Не приняв самой сути Декрета о суде, отец, тем не менее, станет первым народным судьёй Могилева. Сделает всё возможное, чтобы провозглашенный новой властью суд «по революционной целесообразности» оставался в пределах законности. Не случайно его избрали в губернии Председателем совета народных судей. В 1919 году, в связи с новым наступлением поляков, он с семьей переехал в Витебск и начал работать в той же должности.

В апреле 1920 года Минюст пригласил его на работу в Москву в качестве председателя Уголовной коллегии Высшего судебного контроля. На этой должности он будет заниматься и теорией судоустройства (подготавливал первый свод советских законов), и практикой судебного процесса. В каждом номере «Еженедельника советской юстиции» за 1922–24 гг. – его статьи, консультации, анализ конкретных судебных решений, на примере которых могли учиться рядовые судебные работники.

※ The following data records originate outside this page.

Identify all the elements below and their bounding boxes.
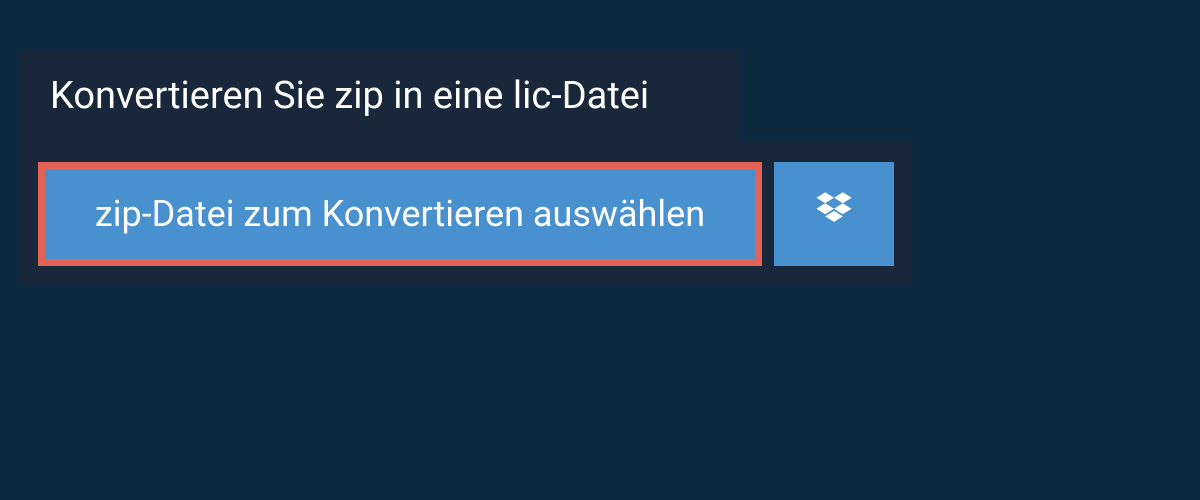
select-file-button[interactable]: zip-Datei zum Konvertieren auswählen (38, 162, 762, 266)
file-select-panel: zip-Datei zum Konvertieren auswählen (20, 142, 912, 286)
page-header: Konvertieren Sie zip in eine lic-Datei (20, 50, 740, 142)
page-title: Konvertieren Sie zip in eine lic-Datei (50, 74, 710, 118)
dropbox-button[interactable] (774, 162, 894, 266)
select-file-label: zip-Datei zum Konvertieren auswählen (95, 193, 705, 235)
dropbox-icon (812, 190, 856, 238)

Он давно носился с идеей поставить заслон невежеству и некомпетентности в судебном аппарате. По приезде в Москву сразу же представил проект об открытии Высших (четырёхгодичных) юридических курсов для судебных работников. Ведь юридические факультеты университетов были закрыты в 1919 году. Притока новых образованных кадров не было. А старые не были востребованы. Потребовалось два года организационной работы. Он сумел буквально выбить у ВЦИКа и помещение, и штаты, и средства – правда, только на одногодичный курс. Но кого посылали парторганизации с мест учиться на защитников закона! Среди слушателей практически не было людей со средним образованием, даже с законченным начальным были единицы. Он не выдержал этой профанации, в конце учебного года под благовидным предлогом отказался от заведования.

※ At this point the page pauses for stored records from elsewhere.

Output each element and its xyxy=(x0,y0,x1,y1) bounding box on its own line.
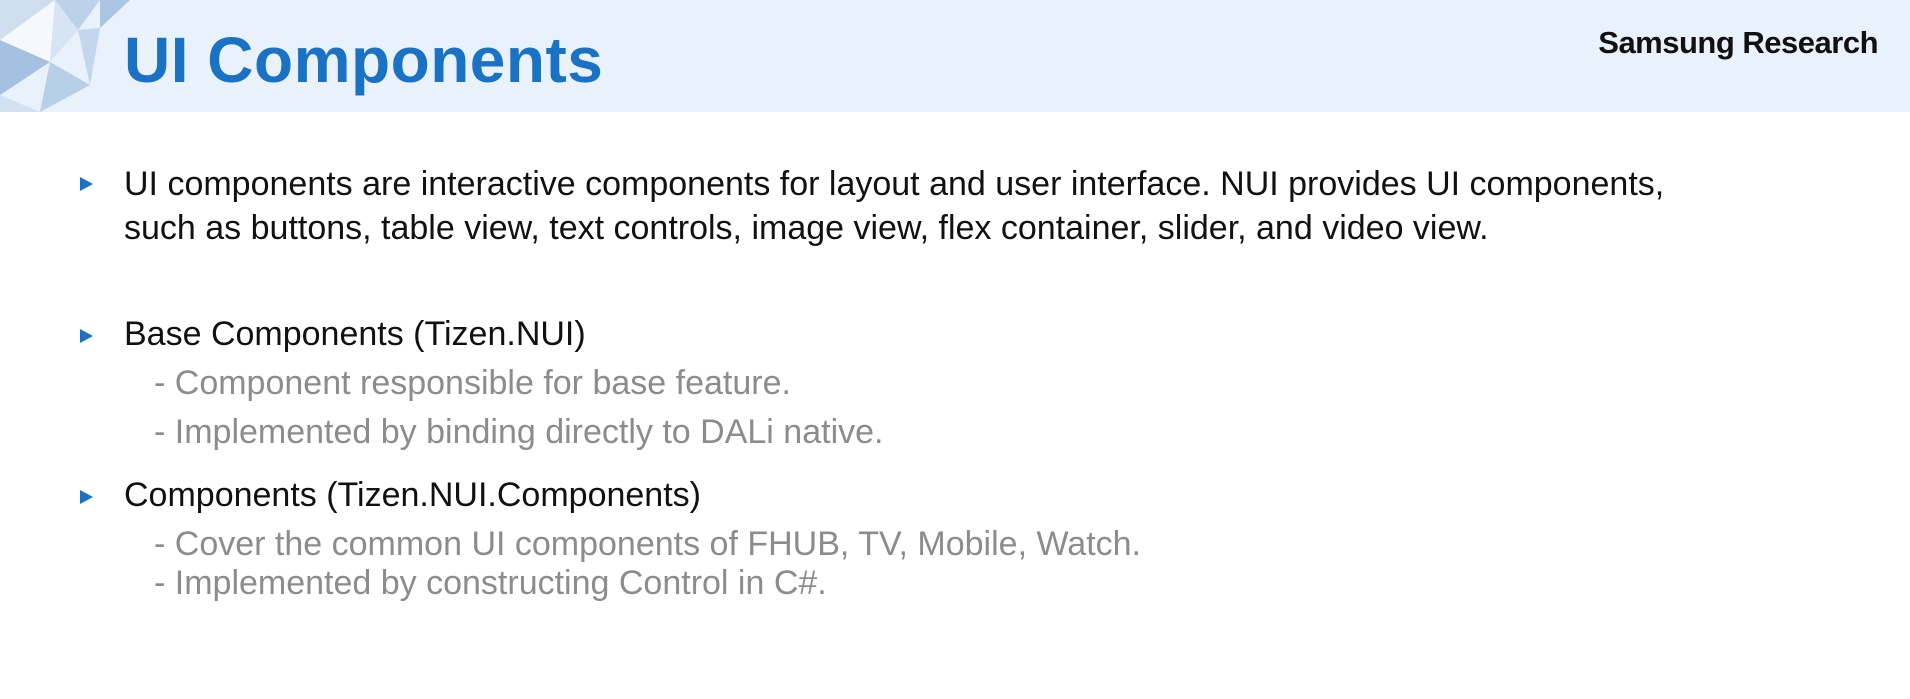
components-detail-2: - Implemented by constructing Control in… xyxy=(154,564,827,602)
triangle-right-icon xyxy=(80,490,93,504)
slide-body: UI components are interactive components… xyxy=(0,0,1910,699)
triangle-right-icon xyxy=(80,329,93,343)
triangle-right-icon xyxy=(80,177,93,191)
base-components-heading: Base Components (Tizen.NUI) xyxy=(124,315,586,353)
base-components-detail-1: - Component responsible for base feature… xyxy=(154,364,791,402)
base-components-detail-2: - Implemented by binding directly to DAL… xyxy=(154,413,884,451)
intro-line-2: such as buttons, table view, text contro… xyxy=(124,209,1489,247)
components-detail-1: - Cover the common UI components of FHUB… xyxy=(154,525,1141,563)
components-heading: Components (Tizen.NUI.Components) xyxy=(124,476,701,514)
intro-line-1: UI components are interactive components… xyxy=(124,165,1665,203)
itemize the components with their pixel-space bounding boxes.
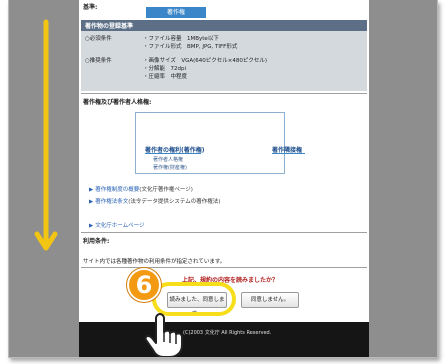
link-bullet-icon: ▶: [89, 199, 94, 205]
link-copyright-law[interactable]: ▶ 著作権法条文(法令データ提供システムの著作権法): [89, 197, 220, 205]
recommended-item: ・分解能 72dpi: [143, 66, 187, 72]
link-text[interactable]: 文化庁ホームページ: [95, 223, 144, 229]
partial-header-label: 基準:: [83, 4, 98, 11]
diagram-right-underline: [272, 153, 305, 154]
right-gutter: [367, 0, 437, 357]
copyright-text: (C)2003 文化庁 All Rights Reserved.: [183, 330, 272, 336]
link-bullet-icon: ▶: [89, 187, 94, 193]
usage-text: サイト内では各種著作物の利用条件が指定されています。: [83, 259, 226, 265]
required-item: ・ファイル容量 1MByte以下: [143, 36, 219, 42]
required-label: ○必須条件: [85, 36, 112, 42]
usage-title: 利用条件:: [83, 238, 110, 245]
step-badge: 6: [127, 268, 161, 302]
link-text[interactable]: 著作権制度の概要: [95, 187, 139, 193]
recommended-item: ・圧縮率 中程度: [143, 74, 188, 80]
recommended-item: ・画像サイズ VGA(640ピクセル×480ピクセル): [143, 58, 268, 64]
highlight-ring: [152, 282, 236, 316]
link-copyright-overview[interactable]: ▶ 著作権制度の概要(文化庁著作権ページ): [89, 185, 193, 193]
link-suffix: (文化庁著作権ページ): [139, 187, 193, 193]
partial-header: 基準:: [79, 0, 369, 22]
link-agency-home[interactable]: ▶ 文化庁ホームページ: [89, 221, 144, 229]
diagram-head: 著作権: [146, 7, 206, 18]
diagram-left-item: 著作者人格権: [153, 157, 184, 163]
diagram-left-underline: [145, 153, 201, 154]
link-text[interactable]: 著作権法条文: [95, 199, 128, 205]
scroll-down-arrow-icon: [34, 19, 58, 251]
recommended-label: ○推奨条件: [85, 58, 112, 64]
link-suffix: (法令データ提供システムの著作権法): [128, 199, 221, 205]
disagree-button[interactable]: 同意しません。: [241, 292, 299, 308]
requirements-box: ○必須条件 ・ファイル容量 1MByte以下 ・ファイル形式 BMP, JPG,…: [81, 31, 367, 91]
divider: [81, 267, 367, 268]
requirements-title: 著作物の登録基準: [85, 23, 134, 30]
divider: [81, 93, 367, 94]
pointing-hand-icon: [144, 313, 183, 357]
diagram-left-item: 著作権(財産権): [153, 165, 187, 171]
link-bullet-icon: ▶: [89, 223, 94, 229]
divider: [81, 232, 367, 233]
screenshot-frame: 基準: 著作物の登録基準 ○必須条件 ・ファイル容量 1MByte以下 ・ファイ…: [8, 0, 438, 358]
requirements-section-bar: 著作物の登録基準: [81, 20, 367, 31]
rights-title: 著作権及び著作者人格権:: [83, 99, 152, 106]
diagram-head-label: 著作権: [166, 9, 185, 16]
footer: (C)2003 文化庁 All Rights Reserved.: [79, 322, 369, 357]
required-item: ・ファイル形式 BMP, JPG, TIFF形式: [143, 44, 238, 50]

...Я была «папина дочка». Оглядываясь назад, мне кажется, что каждую свободную минуту он отдавал именно мне. Он приохотил меня к серьёзной музыке, он, а не училище Гнесиных, где я занималась с 7 до 9 лет, пока мы не переехали из Москвы в Ленинград. С ним я обошла все музеи города. Но больше всего я любила наши прогулки. Папе плохо писалось в хмурые дни, когда сеющий мелкий дождик казался бесконечным. И если в такую погоду он был дома, я уже ждала его зова, и мы «выходили на тропу» – так это называлось (до сих пор сохранилось во мне желание гулять в дождь). Ещё все улицы, площади, набережные носили революционные имена, и папа рассказывал мне – не из книг – о Воровском, Рошале, Урицком, Бадаеве, Володарском. О первых наркомах и голодном обмороке наркома продовольствия. О Ленине, каким он ему запомнился. В выходные дни мы часто ездили на любимые его Острова. Почему-то именно здесь папа читал заветные стихи, совсем далёкие от революционных битв, – Надсона, Фруга, Апухтина, Иннокентия Анненского, Блока. Но здесь же, на Островах, он вдохновенно декламировал на память строки Чернышевского о будущем, «светлом» и «прекрасном».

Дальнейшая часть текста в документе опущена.